If there is an upside it’s that Ireland is not an isolated case. Sony has closed its Liverpool studio and is reeling from a year that saw catastrophic reputational damage inflicted by hackers, and its PlayStation Vita handheld console has not been the gamechanger it was hyped as. Nor is Nintendo feeling the love as its 3DS languishes as a niche product. If you want to get into mobile gaming, this is not the way to do it anymore.
Why is gaming struggling? How is this ‘recession proof’ sector feeling the effects of the downturn? Industry boosters have been making grand claims about gaming being the new movies in terms of revenue but the ways in which games make money now have outstripped the pace at which new titles are being brought to market, creating a polarised market with consoles and PCs at one end and smartphones on the other.
As PopCap co-founder John Vechey said in his memo to staff explaining the rationale for cutbacks, revenue models have changed and publishers haven't figured out how to adapt to leverage them successfully. As a developer of casual games like Plants v Zombies, Peggle and Bejewelled, PopCap relies upon direct sales for revenue either through hardcopies or low-price downloads. The current market, however, has moved towards a ‘freemium’ model where users pay for virtual items, advertising and subscriptions within games.

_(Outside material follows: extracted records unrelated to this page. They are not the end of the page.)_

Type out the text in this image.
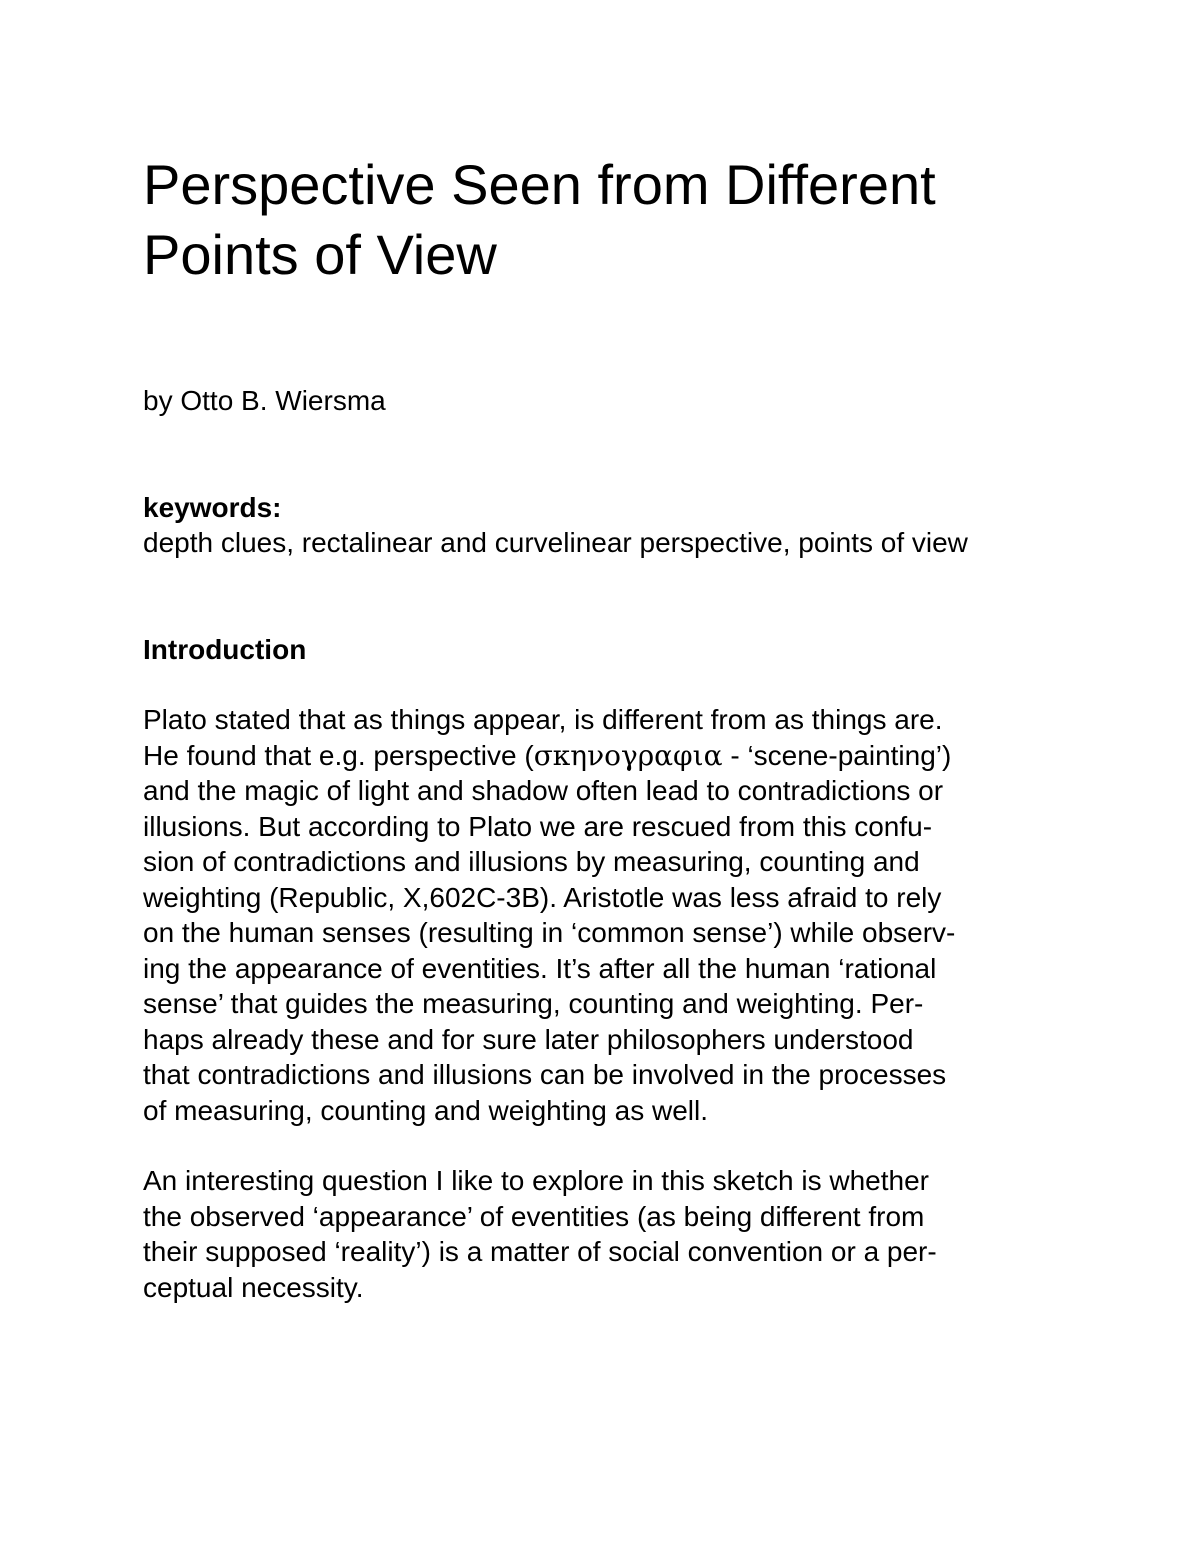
Perspective Seen from Different
Points of View
by Otto B. Wiersma
keywords:
depth clues, rectalinear and curvelinear perspective, points of view
Introduction
Plato stated that as things appear, is different from as things are.
He found that e.g. perspective (σκηνογραφια - ‘scene-painting’)
and the magic of light and shadow often lead to contradictions or
illusions. But according to Plato we are rescued from this confu-
sion of contradictions and illusions by measuring, counting and
weighting (Republic, X,602C-3B). Aristotle was less afraid to rely
on the human senses (resulting in ‘common sense’) while observ-
ing the appearance of eventities. It’s after all the human ‘rational
sense’ that guides the measuring, counting and weighting. Per-
haps already these and for sure later philosophers understood
that contradictions and illusions can be involved in the processes
of measuring, counting and weighting as well.
An interesting question I like to explore in this sketch is whether
the observed ‘appearance’ of eventities (as being different from
their supposed ‘reality’) is a matter of social convention or a per-
ceptual necessity.
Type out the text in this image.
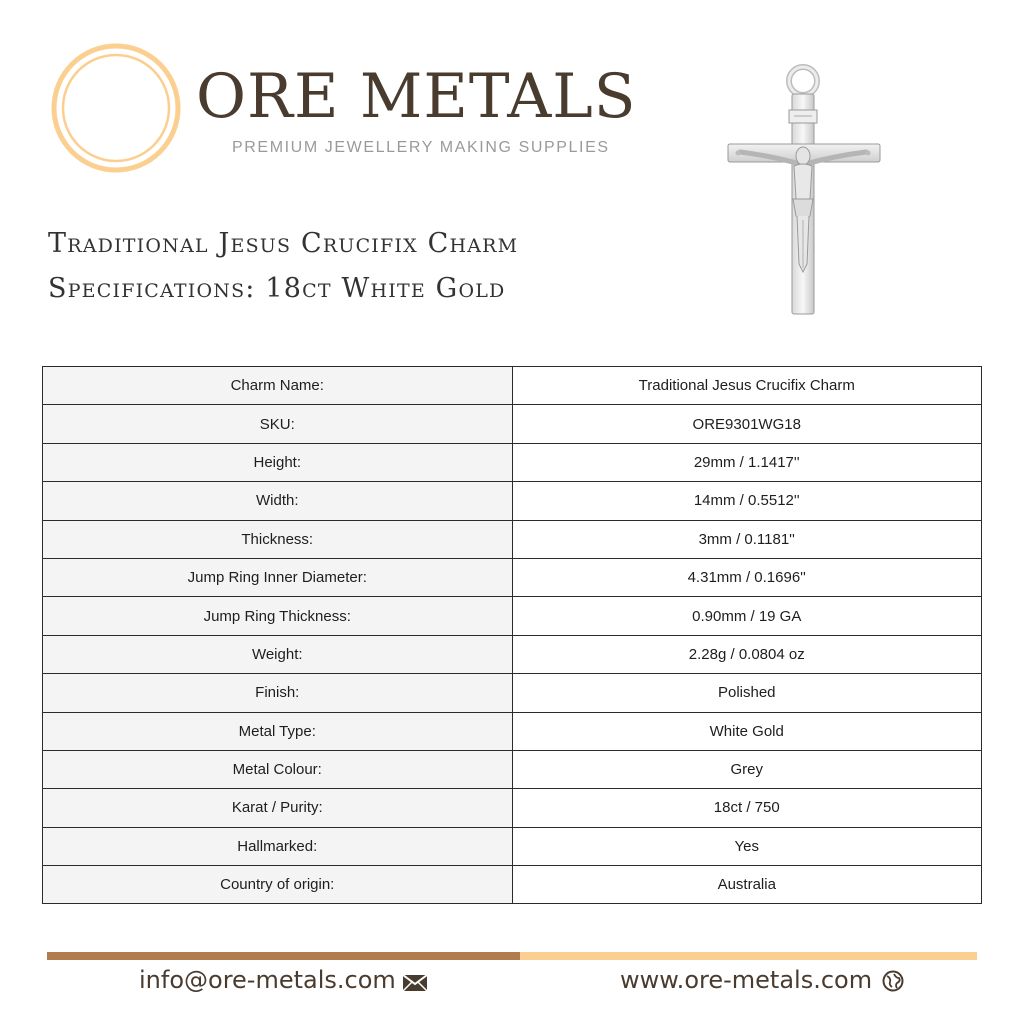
ORE METALS
PREMIUM JEWELLERY MAKING SUPPLIES
Traditional Jesus Crucifix Charm
Specifications: 18ct White Gold
Charm Name:	Traditional Jesus Crucifix Charm
SKU:	ORE9301WG18
Height:	29mm / 1.1417''
Width:	14mm / 0.5512''
Thickness:	3mm / 0.1181''
Jump Ring Inner Diameter:	4.31mm / 0.1696''
Jump Ring Thickness:	0.90mm / 19 GA
Weight:	2.28g / 0.0804 oz
Finish:	Polished
Metal Type:	White Gold
Metal Colour:	Grey
Karat / Purity:	18ct / 750
Hallmarked:	Yes
Country of origin:	Australia
info@ore-metals.com	www.ore-metals.com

Hardware has also proved a problem for the mainstream games industry. Handheld gaming hasn't moved on to the PS Vita or Nintendo 3DS, it lives on mobile phones and tablets (with open source consoles like the OUYA waiting in the wings). The age of the hard copy as product is over, now we're into 'gaming as ecosystem' where brand loyalty dominates. Microsoft's Xbox LIVE has properties such as Gears of War and Halo to power its co-op gaming platform and a secondary market based on game credits through its online rental store accounts for over 40% of its revenue. It shares franchises like Call of Duty and Battlefield with Sony. In contrast Wii is sticking to its family-friendly philosophy, keeping the faith in the iconic Mario to shift material of varying complexity.
An increased acceptance of the inevitability of free-to-play dominance on PC was shown by Ubisoft CEO Yves Guillemot in an interview with Games Industry International last week. He said that as much as 95% of games being played in the wild were pirated - a staggering number. Far from playing the poor mouth, however, Guillemot conceded that free-to-play was probably the way forward as distribution problems made certain games harder to find in different markets and only 5-7% of players actually pay for additional material in-game. This is not good news for retailers, especially the few Game Stop outlets left in Ireland.
Gaming has been humbled by emerging technology and the vagaries of users. It's an alien position for the industry. One that must either curb stomped, shot down or beaten-up - depending on your preferred style of play.